The general CELIV experimental method is reported elsewhere.^{13, 29} For MIS-CELIV, a delay generator (Stanford Research System DG535) and an arbitrary waveform generator (Agilent 33250 A) were used to generate the CELIV triangle pulse. For photo-CELIV a delay generator (Stanford Research System DG535) was also used for pulse synchronization along with a Q-switched second-harmonic Nd:YAG laser (Quantel Brio) working at a wavelength of 532 nm and pulse duration of 5 ns. The signal was recorded using a digital storage oscilloscope (LeCroy Waverunner A6200). The RC-time of the circuit was less than 200 ns. 6 devices were examined for each measurement and no significant device-to-device variations were identified in the transients.
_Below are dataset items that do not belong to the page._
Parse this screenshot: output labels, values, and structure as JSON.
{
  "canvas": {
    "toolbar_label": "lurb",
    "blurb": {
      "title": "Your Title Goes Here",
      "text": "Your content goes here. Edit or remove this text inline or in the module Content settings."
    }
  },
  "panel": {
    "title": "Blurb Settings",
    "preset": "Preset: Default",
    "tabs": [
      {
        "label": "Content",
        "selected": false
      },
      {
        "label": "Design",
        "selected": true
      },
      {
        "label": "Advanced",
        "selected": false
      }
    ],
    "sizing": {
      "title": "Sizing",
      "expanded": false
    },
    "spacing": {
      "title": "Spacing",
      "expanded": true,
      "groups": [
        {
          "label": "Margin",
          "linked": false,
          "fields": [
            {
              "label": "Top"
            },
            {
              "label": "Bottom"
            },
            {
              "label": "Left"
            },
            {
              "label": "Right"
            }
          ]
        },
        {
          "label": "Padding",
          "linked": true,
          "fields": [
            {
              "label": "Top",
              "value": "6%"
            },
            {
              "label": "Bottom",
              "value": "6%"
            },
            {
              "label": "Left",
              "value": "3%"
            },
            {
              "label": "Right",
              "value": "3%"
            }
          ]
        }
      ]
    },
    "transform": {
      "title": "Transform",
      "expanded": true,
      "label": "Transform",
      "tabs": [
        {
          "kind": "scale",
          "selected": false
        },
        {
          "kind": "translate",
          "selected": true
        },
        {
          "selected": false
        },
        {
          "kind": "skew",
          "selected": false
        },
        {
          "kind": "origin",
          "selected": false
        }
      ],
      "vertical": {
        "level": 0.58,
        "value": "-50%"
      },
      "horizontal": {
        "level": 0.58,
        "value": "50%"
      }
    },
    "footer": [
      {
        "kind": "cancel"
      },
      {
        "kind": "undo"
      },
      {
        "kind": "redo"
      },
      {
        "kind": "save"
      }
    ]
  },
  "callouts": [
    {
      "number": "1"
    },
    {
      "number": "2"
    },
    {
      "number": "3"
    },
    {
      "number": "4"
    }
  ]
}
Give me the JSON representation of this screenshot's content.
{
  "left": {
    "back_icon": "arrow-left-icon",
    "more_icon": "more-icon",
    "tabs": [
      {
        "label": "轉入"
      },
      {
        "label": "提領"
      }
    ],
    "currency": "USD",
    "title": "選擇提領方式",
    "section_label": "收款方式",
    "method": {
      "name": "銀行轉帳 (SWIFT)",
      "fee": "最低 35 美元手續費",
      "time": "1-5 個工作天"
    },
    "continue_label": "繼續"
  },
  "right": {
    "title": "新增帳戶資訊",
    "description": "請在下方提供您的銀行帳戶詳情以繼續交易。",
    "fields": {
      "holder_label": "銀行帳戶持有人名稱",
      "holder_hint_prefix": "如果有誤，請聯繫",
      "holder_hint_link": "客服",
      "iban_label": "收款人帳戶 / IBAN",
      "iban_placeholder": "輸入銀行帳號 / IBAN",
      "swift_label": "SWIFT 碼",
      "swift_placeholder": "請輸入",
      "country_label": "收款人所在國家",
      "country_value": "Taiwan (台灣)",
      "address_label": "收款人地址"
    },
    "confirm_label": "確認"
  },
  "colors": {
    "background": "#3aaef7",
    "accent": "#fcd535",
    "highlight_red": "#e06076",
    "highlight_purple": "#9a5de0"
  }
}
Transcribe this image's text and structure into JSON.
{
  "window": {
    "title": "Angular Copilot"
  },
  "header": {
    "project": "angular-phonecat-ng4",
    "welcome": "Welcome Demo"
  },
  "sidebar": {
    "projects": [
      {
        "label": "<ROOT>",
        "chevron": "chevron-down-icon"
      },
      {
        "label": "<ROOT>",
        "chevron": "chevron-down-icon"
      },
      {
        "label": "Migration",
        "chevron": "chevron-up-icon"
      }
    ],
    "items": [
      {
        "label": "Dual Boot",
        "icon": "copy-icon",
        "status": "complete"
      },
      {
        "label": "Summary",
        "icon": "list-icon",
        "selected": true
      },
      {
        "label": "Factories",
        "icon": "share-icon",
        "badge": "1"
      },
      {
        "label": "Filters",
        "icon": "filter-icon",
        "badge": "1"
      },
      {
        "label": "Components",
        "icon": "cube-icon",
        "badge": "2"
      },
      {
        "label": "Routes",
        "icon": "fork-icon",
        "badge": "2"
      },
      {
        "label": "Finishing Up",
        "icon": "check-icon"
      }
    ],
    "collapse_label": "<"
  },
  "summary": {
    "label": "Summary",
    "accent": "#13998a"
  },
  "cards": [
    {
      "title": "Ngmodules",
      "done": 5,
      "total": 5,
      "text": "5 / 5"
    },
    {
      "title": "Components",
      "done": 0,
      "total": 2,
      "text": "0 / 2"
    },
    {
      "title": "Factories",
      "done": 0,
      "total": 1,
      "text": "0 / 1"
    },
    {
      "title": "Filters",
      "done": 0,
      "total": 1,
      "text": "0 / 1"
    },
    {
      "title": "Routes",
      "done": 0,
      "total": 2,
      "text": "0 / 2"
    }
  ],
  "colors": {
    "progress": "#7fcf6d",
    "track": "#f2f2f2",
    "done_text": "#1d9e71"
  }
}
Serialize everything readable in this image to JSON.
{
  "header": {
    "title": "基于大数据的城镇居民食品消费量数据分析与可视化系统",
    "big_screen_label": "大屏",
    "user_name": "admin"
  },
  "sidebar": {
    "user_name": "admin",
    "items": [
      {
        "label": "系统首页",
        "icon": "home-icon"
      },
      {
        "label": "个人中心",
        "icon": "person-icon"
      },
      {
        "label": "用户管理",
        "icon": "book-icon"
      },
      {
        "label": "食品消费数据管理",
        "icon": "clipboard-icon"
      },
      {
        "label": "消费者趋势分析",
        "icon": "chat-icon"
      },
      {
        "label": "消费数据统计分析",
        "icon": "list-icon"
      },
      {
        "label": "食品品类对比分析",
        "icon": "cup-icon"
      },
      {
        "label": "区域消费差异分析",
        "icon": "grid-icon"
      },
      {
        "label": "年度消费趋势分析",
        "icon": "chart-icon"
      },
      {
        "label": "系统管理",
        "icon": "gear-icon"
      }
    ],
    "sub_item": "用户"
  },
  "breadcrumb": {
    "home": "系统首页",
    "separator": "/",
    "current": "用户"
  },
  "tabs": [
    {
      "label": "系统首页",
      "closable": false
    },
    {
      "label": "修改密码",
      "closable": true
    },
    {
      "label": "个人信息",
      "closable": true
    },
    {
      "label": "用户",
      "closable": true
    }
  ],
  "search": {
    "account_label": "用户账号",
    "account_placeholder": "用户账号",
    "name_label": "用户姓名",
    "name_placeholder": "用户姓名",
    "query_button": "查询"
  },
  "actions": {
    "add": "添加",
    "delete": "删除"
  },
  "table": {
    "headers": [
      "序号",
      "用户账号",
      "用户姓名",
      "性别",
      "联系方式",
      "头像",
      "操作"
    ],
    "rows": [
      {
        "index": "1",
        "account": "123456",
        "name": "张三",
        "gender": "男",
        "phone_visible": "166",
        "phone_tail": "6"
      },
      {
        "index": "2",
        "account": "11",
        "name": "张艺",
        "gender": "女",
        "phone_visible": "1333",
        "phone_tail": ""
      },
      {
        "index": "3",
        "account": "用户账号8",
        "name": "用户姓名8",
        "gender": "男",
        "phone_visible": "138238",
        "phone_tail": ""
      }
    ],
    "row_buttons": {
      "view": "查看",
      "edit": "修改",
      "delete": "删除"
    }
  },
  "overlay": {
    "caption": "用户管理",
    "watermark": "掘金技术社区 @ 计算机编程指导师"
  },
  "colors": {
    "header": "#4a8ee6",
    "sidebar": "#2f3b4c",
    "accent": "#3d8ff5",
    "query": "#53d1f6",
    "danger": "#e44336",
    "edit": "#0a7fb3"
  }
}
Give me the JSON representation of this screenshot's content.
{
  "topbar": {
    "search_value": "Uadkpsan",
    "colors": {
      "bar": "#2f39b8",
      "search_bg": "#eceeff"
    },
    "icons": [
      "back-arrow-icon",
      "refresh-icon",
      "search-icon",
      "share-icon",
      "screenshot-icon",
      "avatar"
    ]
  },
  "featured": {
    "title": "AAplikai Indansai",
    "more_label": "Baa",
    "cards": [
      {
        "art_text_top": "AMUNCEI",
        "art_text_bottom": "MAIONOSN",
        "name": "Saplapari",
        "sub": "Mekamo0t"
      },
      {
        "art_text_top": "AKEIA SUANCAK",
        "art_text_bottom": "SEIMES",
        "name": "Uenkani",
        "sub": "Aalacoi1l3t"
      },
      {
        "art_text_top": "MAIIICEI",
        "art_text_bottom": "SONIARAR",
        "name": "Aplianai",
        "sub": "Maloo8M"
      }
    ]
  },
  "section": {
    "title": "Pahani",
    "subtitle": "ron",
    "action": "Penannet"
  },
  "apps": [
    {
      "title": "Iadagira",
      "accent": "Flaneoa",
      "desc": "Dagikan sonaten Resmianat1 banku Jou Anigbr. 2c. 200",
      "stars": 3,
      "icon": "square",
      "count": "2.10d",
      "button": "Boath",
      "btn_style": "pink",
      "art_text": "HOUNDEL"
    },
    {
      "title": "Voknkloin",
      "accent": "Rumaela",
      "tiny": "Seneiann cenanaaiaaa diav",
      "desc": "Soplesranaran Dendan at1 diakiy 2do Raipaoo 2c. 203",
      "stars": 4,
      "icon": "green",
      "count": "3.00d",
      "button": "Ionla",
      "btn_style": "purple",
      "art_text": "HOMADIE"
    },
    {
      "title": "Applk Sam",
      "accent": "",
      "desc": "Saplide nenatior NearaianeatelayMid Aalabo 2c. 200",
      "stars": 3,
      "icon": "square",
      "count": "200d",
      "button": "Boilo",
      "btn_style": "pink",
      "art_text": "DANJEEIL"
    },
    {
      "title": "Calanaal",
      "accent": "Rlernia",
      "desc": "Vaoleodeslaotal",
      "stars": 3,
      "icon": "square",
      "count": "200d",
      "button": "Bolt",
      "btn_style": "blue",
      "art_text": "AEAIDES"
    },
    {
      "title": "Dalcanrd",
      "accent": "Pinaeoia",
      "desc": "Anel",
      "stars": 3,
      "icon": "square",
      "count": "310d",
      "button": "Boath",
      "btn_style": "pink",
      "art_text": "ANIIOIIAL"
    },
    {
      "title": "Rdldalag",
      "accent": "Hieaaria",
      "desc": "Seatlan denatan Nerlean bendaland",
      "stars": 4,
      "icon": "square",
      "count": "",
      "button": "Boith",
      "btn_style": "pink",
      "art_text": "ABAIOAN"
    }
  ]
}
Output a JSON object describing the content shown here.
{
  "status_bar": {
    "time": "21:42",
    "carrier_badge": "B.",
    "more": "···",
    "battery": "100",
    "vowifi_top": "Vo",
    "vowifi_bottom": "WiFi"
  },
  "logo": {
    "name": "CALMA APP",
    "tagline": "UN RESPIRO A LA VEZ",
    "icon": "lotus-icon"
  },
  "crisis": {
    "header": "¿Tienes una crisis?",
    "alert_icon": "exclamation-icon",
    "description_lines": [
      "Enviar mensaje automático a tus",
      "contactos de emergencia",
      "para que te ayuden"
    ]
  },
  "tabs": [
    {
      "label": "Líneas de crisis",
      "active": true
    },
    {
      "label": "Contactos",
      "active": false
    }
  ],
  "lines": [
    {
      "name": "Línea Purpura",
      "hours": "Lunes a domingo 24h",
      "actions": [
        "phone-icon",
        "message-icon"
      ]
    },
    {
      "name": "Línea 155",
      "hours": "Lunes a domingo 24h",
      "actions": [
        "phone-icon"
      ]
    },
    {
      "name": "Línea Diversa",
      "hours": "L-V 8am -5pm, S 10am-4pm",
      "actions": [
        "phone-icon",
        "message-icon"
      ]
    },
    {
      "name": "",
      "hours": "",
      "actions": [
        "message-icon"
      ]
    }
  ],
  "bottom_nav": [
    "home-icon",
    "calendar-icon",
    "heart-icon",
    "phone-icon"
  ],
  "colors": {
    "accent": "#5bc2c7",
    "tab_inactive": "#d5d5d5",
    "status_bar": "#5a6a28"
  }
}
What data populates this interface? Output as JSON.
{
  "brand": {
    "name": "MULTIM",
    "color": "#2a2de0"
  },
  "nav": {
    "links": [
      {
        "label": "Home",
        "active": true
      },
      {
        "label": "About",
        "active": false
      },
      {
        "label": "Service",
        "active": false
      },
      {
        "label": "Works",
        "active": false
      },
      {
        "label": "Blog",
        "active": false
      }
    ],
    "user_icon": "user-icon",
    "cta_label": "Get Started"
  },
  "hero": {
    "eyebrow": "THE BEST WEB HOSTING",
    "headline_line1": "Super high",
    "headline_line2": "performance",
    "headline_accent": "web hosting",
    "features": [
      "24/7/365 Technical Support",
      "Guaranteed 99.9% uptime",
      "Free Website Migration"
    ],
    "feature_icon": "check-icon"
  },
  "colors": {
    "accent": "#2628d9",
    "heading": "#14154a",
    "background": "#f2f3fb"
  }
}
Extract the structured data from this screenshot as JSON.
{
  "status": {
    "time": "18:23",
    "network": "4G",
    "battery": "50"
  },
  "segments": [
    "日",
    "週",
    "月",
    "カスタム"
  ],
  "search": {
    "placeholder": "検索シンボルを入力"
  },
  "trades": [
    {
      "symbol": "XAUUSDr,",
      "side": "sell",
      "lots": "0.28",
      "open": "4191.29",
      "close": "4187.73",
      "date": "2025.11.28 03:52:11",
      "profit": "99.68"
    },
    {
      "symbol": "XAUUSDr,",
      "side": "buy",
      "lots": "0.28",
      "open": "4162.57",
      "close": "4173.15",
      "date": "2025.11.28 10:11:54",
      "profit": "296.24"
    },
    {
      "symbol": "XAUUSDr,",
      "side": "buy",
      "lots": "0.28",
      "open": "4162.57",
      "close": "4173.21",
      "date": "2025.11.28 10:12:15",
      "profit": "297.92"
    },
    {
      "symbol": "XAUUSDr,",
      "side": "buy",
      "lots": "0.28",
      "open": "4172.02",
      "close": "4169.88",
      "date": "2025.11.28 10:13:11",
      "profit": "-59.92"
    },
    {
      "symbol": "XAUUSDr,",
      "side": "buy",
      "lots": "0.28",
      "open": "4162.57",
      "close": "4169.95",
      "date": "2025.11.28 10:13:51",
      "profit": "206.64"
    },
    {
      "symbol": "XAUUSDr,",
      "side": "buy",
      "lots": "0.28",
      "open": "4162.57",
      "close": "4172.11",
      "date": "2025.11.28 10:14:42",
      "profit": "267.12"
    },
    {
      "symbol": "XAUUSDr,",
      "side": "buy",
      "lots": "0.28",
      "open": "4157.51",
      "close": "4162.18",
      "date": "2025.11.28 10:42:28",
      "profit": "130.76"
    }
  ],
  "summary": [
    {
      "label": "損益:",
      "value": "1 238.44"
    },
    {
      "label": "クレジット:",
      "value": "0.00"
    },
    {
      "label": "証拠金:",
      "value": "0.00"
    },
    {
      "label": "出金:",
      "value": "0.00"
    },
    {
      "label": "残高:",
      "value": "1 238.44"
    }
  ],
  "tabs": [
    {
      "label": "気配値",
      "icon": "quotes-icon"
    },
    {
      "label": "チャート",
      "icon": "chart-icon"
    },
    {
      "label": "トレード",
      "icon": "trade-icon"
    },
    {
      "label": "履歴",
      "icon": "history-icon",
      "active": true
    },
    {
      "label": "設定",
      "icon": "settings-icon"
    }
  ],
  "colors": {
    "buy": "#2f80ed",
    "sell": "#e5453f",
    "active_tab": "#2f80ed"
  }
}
External quantum efficiency

The EQE was measured using a PV Measurements Inc QEX7 setup operating at 120 Hz and electrical bandwidth of approximately 1 Hz. 6 pixels were tested for this measurements.

Statistics

Reported mobilities were calculated from the transit times and device thickness. The mobility precision was approximately 12% (one standard deviation) calculated from the propagation of uncertainties of the transit time (10%) and the device thickness (5%). Six devices were tested for each measurement and the mobility values were within two standard deviation of the mean.

Data availability

The datasets generated during and/or analyzed during the current study are available from the corresponding author on reasonable request.